Important context for clinicians: Dupilumab (Dupixent®) holds a centralised EU marketing authorisation issued by the European Medicines Agency (EMA), valid in all EU/EEA member states including Denmark. Approved indications include moderate-to-severe atopic dermatitis (adults, adolescents, and children ≥6 months), moderate-to-severe asthma with Type 2 inflammation, chronic rhinosinusitis with nasal polyps, prurigo nodularis, and eosinophilic oesophagitis. Healthcare professionals should consult the current EMA SmPC for Dupixent® for up-to-date prescribing information and reimbursement status with Sundhedsstyrelsen/Medicinrådet.
Safety Considerations
Please refer to the approved Summary of Product Characteristics (SmPC) for safety information.

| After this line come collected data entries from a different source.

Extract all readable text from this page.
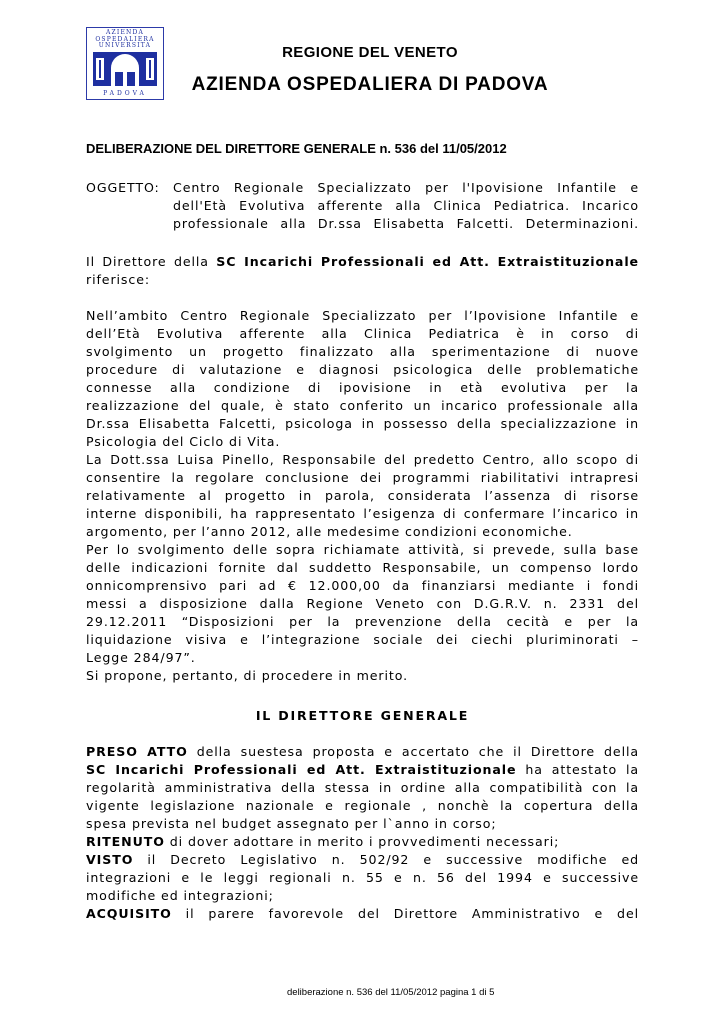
AZIENDA
OSPEDALIERA
UNIVERSITA
PADOVA
REGIONE DEL VENETO
AZIENDA OSPEDALIERA DI PADOVA
DELIBERAZIONE DEL DIRETTORE GENERALE n. 536 del 11/05/2012
OGGETTO: Centro Regionale Specializzato per l'Ipovisione Infantile e
dell'Età Evolutiva afferente alla Clinica Pediatrica. Incarico
professionale alla Dr.ssa Elisabetta Falcetti. Determinazioni.
Il Direttore della SC Incarichi Professionali ed Att. Extraistituzionale
riferisce:
Nell’ambito Centro Regionale Specializzato per l’Ipovisione Infantile e
dell’Età Evolutiva afferente alla Clinica Pediatrica è in corso di
svolgimento un progetto finalizzato alla sperimentazione di nuove
procedure di valutazione e diagnosi psicologica delle problematiche
connesse alla condizione di ipovisione in età evolutiva per la
realizzazione del quale, è stato conferito un incarico professionale alla
Dr.ssa Elisabetta Falcetti, psicologa in possesso della specializzazione in
Psicologia del Ciclo di Vita.
La Dott.ssa Luisa Pinello, Responsabile del predetto Centro, allo scopo di
consentire la regolare conclusione dei programmi riabilitativi intrapresi
relativamente al progetto in parola, considerata l’assenza di risorse
interne disponibili, ha rappresentato l’esigenza di confermare l’incarico in
argomento, per l’anno 2012, alle medesime condizioni economiche.
Per lo svolgimento delle sopra richiamate attività, si prevede, sulla base
delle indicazioni fornite dal suddetto Responsabile, un compenso lordo
onnicomprensivo pari ad € 12.000,00 da finanziarsi mediante i fondi
messi a disposizione dalla Regione Veneto con D.G.R.V. n. 2331 del
29.12.2011 “Disposizioni per la prevenzione della cecità e per la
liquidazione visiva e l’integrazione sociale dei ciechi pluriminorati –
Legge 284/97”.
Si propone, pertanto, di procedere in merito.
IL DIRETTORE GENERALE
PRESO ATTO della suestesa proposta e accertato che il Direttore della
SC Incarichi Professionali ed Att. Extraistituzionale ha attestato la
regolarità amministrativa della stessa in ordine alla compatibilità con la
vigente legislazione nazionale e regionale , nonchè la copertura della
spesa prevista nel budget assegnato per l`anno in corso;
RITENUTO di dover adottare in merito i provvedimenti necessari;
VISTO il Decreto Legislativo n. 502/92 e successive modifiche ed
integrazioni e le leggi regionali n. 55 e n. 56 del 1994 e successive
modifiche ed integrazioni;
ACQUISITO il parere favorevole del Direttore Amministrativo e del
deliberazione n. 536 del 11/05/2012 pagina 1 di 5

Specific safety data (key warnings, contraindications, and drug-drug interaction data) were not retrievable from this evidence pack. Based on the drug class (IL-4Rα monoclonal antibody), clinicians should be aware of class-associated considerations including conjunctivitis, injection site reactions, and potential for paradoxical inflammatory responses (e.g., psoriasiform eruptions). Formal SmPC review is required prior to any clinical application.
Conclusion and Next Steps
Decision: Hold
Rationale: The mechanistic rationale for dupilumab in Type 2-phenotype bronchitis is biologically sound and supported by robust data from directly adjacent indications (asthma, CRSsNP). However, no bronchitis-specific Phase 2 or Phase 3 RCT has been completed, and current evidence is rated L3 (mechanistic extrapolation and observational studies only). Clinical translation in a general bronchitis population cannot be recommended without dedicated prospective evidence, particularly given the heterogeneity of bronchitis phenotypes and the limited likelihood of benefit in the neutrophilic/smoking-related majority.
To proceed, the following is needed:
- Phase 2 RCT targeting bronchitis patients enriched for Type 2 biomarkers (blood eosinophils ≥300 cells/μL or FeNO ≥25 ppb) using validated endpoints (e.g., exacerbation rate, symptom score, sputum eosinophil count)
- Phenotype stratification strategy: clearly distinguish eosinophilic bronchitis from neutrophilic/smoking-related bronchitis before enrolment — the current evidence supports only the former
- SmPC and pharmacovigilance review for dupilumab in the target bronchitis population, including assessment of any contraindications relevant to comorbid COPD or smoker populations
- Regulatory and reimbursement pathway assessment in Denmark via Medicinrådet/Sundhedsstyrelsen, given the off-label nature of this proposed indication
- Data gap remediation: obtain the full Dupixent® Danish prescribing information from the EMA/Laegemiddelstyrelsen to enable a complete safety assessment before advancing to clinical studies
Disclaimer
This content is for research purposes only and does not constitute medical advice. Clinical validation is required before any clinical application.